Professor Jean-Marc Suret concluded those defensive measures were not particularly efficient. And companies that would adopt them would see a 10- to 20-per-cent decrease in their value.
A company interested in those defensive measures would have to change its statutes, an amendment that would need to be approved by a majority of its shareholders representing two-thirds of its shares.
The recommendations of the task force, which included former Liberal finance minister Monique-Jérôme Forget, are not tied to the minority PQ government. In a press conference, Liberal Leader Philippe Couillard said he favoured giving more leeway and powers to boards, so they can reject an unsolicited proposal.
Quebec’s move wasn’t welcomed by investors.
Stephen Erlichman, executive director of the Canadian Coalition for Good Governance, an advocacy group for Canada’s largest institutional shareholders, said Thursday was “not a good day” for shareholder rights.
“It’s quite sad,” he said of the Quebec announcement.
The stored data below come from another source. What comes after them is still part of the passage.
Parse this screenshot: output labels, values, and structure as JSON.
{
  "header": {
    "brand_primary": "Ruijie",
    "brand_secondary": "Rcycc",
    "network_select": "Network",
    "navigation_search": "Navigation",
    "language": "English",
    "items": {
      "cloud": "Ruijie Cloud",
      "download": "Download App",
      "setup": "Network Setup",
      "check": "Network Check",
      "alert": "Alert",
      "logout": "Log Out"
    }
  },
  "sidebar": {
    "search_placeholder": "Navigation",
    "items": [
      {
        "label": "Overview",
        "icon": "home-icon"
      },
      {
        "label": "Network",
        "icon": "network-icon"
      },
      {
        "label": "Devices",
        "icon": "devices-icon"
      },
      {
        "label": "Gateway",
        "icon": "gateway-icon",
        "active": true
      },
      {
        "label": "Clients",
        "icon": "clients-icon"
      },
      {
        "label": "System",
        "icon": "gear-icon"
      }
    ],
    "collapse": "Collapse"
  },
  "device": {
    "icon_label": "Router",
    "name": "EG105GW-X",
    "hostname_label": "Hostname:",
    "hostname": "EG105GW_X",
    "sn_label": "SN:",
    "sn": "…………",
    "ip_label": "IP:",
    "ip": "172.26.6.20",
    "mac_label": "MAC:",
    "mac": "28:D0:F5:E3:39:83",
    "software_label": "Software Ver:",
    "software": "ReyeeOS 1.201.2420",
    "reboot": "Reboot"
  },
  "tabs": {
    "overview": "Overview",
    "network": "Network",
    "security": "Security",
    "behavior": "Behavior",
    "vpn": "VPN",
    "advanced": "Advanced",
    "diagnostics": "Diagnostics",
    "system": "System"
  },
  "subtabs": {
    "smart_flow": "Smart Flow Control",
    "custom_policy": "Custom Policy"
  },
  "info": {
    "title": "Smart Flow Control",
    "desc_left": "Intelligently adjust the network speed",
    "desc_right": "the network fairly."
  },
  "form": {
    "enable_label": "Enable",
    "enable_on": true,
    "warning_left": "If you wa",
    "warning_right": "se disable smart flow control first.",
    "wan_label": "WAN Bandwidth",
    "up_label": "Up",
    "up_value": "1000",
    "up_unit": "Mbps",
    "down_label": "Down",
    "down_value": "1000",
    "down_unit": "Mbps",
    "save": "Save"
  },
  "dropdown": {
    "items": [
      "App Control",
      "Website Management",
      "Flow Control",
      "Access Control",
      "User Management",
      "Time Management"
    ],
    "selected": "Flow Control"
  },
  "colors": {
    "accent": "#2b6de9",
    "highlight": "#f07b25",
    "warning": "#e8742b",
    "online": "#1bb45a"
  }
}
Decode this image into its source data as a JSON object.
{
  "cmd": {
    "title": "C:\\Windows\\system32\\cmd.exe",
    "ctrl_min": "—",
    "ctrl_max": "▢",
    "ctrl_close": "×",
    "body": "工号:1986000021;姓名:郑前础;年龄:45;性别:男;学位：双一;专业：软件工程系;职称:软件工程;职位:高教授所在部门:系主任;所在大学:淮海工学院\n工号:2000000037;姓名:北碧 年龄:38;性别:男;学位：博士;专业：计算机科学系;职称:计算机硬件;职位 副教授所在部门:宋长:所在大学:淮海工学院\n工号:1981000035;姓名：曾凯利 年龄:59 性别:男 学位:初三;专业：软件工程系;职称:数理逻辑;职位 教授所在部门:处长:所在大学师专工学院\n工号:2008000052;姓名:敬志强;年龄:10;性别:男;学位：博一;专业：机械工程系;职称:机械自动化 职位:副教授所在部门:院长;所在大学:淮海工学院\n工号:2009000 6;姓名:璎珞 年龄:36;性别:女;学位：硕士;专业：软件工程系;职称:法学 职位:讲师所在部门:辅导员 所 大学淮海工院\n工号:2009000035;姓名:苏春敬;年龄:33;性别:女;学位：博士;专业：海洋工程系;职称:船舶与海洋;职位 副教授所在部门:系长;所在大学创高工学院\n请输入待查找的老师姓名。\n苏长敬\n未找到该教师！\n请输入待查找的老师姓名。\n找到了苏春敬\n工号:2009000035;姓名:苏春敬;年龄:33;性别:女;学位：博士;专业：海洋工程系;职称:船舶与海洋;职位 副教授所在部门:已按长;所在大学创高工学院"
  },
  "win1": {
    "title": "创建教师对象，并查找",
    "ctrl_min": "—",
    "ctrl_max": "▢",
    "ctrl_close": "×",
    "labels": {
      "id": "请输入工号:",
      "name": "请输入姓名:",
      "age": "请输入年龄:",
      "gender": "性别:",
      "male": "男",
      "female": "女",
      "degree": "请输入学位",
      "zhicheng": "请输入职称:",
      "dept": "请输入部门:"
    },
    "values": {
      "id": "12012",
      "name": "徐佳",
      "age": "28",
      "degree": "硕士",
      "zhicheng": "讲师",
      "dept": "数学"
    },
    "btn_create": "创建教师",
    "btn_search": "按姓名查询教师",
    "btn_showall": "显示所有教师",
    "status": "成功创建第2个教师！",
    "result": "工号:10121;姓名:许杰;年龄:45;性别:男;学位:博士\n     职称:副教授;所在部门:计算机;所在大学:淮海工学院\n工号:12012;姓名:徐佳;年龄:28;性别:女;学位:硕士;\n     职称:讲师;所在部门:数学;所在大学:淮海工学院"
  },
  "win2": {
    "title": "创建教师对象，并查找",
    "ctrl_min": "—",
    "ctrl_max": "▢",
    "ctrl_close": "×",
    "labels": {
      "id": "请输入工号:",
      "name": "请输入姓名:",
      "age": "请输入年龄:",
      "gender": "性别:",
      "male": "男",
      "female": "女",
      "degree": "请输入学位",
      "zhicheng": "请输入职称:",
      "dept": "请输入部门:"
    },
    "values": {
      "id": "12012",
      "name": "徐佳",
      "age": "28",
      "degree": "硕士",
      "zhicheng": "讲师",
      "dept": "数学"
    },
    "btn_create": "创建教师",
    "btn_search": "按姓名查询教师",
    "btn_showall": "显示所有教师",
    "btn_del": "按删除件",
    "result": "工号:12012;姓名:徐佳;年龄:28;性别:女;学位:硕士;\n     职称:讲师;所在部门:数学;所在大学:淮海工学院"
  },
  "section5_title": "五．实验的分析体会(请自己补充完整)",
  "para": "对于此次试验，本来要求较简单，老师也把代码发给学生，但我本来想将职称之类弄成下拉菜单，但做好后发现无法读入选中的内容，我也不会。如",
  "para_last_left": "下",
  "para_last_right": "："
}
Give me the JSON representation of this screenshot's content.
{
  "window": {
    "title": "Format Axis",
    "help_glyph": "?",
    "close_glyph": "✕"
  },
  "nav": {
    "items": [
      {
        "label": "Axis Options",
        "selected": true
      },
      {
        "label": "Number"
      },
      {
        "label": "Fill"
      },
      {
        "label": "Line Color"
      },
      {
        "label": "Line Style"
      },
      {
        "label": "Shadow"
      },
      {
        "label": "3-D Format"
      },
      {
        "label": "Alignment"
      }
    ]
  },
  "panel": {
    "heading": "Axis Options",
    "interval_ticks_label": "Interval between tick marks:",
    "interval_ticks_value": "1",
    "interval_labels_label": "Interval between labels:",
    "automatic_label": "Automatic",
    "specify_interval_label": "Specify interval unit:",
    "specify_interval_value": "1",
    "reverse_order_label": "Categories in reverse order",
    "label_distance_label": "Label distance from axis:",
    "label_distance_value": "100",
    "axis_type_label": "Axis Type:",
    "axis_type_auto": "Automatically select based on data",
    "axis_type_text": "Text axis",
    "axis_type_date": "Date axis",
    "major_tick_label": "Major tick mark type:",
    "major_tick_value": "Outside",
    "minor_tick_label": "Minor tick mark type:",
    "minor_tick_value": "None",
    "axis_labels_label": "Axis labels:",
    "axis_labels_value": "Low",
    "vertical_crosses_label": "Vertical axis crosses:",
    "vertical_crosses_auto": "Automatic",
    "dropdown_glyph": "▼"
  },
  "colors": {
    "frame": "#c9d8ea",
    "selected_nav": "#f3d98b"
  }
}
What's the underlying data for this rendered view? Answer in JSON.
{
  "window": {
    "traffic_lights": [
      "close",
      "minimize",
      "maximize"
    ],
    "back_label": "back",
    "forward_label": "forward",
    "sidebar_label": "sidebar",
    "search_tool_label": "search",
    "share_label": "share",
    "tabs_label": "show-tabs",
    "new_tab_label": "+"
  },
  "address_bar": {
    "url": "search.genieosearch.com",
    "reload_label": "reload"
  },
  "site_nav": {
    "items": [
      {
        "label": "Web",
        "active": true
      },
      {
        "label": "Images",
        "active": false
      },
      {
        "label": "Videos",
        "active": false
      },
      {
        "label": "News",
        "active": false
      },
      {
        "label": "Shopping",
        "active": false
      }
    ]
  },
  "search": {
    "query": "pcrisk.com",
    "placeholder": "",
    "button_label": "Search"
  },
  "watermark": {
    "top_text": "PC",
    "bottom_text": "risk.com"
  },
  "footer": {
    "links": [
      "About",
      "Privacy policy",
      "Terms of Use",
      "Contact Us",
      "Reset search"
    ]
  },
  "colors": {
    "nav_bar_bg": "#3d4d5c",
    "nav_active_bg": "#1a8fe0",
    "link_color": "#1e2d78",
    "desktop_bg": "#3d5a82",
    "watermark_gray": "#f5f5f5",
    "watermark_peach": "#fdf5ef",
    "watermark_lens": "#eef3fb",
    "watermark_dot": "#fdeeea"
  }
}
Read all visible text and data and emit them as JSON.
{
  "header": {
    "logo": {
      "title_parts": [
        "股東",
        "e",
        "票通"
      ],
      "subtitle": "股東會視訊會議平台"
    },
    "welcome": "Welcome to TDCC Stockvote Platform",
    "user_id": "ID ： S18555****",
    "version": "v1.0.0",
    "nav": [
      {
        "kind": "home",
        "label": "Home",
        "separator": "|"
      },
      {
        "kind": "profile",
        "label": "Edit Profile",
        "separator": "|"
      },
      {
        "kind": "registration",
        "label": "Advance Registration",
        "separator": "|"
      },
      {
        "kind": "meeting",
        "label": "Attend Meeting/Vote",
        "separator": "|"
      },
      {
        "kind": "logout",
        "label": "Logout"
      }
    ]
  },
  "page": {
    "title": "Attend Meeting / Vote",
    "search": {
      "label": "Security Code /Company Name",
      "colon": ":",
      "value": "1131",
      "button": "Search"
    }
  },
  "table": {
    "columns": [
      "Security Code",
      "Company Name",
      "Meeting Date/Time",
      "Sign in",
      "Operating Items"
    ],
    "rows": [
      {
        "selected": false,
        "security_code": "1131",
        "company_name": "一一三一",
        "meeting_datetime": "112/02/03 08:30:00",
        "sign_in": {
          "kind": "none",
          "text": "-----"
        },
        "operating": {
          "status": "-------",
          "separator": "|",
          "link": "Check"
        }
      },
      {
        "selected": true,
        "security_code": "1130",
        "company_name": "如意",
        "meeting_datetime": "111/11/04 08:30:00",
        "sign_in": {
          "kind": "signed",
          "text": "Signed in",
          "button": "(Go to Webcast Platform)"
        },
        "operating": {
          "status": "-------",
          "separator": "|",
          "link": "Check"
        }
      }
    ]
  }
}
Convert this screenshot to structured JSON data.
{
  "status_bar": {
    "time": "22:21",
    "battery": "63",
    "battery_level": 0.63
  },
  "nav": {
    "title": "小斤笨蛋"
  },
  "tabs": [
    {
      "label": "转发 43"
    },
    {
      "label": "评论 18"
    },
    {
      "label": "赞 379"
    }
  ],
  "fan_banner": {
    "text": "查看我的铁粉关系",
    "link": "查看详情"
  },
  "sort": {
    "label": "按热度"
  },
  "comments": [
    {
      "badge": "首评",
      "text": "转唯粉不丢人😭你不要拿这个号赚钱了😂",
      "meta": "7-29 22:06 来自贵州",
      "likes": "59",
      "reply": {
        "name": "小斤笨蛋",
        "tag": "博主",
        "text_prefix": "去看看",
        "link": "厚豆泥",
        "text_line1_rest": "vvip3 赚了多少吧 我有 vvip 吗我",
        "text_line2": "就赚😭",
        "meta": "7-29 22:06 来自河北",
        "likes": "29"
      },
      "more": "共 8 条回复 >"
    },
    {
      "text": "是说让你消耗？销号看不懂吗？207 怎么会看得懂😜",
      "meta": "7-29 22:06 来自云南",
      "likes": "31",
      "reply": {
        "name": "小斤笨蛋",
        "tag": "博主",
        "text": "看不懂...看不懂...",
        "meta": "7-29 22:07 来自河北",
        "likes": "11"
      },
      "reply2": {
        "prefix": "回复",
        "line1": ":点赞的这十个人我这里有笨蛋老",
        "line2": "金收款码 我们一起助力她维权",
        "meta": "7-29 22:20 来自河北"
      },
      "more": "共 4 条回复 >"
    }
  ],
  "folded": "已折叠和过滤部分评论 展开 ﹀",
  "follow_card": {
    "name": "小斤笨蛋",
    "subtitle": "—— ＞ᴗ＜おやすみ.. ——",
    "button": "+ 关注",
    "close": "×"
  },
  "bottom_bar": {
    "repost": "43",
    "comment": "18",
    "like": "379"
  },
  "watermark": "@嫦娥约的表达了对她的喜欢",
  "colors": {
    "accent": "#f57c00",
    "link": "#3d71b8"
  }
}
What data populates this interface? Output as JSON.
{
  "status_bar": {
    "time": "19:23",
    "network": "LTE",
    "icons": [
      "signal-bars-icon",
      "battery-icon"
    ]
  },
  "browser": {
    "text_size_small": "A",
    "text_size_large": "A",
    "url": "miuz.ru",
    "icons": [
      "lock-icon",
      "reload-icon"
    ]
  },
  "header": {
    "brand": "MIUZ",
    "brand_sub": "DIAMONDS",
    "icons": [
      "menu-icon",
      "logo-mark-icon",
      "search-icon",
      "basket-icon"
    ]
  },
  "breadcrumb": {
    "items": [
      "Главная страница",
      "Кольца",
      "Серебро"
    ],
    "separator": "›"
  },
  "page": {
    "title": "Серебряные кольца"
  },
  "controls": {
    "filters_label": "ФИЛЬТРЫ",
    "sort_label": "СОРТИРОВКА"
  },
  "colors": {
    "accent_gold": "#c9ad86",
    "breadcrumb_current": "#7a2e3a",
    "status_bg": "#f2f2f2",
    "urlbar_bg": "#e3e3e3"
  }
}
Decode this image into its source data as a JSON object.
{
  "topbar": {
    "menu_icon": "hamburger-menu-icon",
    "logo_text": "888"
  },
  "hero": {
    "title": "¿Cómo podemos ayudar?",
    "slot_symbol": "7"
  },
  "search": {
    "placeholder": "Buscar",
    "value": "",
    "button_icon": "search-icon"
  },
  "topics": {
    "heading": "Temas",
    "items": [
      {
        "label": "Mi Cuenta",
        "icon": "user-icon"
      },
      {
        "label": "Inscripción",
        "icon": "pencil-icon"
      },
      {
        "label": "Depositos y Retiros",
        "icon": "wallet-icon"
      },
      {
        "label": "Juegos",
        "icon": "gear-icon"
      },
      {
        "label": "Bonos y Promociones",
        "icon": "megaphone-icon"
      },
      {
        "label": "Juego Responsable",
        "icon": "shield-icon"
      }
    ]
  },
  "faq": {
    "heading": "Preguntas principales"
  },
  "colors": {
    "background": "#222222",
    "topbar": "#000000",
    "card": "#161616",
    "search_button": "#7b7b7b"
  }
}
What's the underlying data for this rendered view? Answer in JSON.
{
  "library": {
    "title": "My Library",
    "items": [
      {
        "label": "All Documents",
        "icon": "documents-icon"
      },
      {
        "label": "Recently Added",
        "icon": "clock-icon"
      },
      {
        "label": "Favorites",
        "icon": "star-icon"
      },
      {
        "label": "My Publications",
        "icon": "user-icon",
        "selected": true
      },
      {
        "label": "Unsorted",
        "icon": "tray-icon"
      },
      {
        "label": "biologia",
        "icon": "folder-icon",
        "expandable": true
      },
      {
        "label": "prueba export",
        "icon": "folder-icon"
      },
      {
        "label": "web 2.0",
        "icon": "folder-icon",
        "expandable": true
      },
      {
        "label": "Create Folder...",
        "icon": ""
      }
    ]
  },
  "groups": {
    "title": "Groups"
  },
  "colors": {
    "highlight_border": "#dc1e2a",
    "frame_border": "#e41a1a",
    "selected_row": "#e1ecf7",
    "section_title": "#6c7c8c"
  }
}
The CCGG has been an opponent of proposals unveiled last year by Quebec’s securities regulator to give boards of directors more scope to turn down shareholder takeover offers, and Mr. Erlichman said Mr. Marceau’s latest announcement goes beyond the original proposals to give boards even broader scope to reject bids.
“As shareholders we don’t believe this is a decision to be made by directors – it’s a decision that should be made by shareholders,” he said.
Of the 50 biggest Quebec corporations listed on a stock exchange, 24 are already shielded from hostile takeover bids, either because they are controlled by a small group of shareholders through dual-class voting shares, or because they operate in a protected industry such as banking or telecommunications.
Others, including Metro, SNC-Lavalin and Dollarama, are more vulnerable to an unwanted takeover offer.
Federally incorporated companies such as Osisko Mining Corp., which is currently facing an unsolicited offer from Goldcorp Inc., could not avail themselves of the protective measures Quebec is contemplating.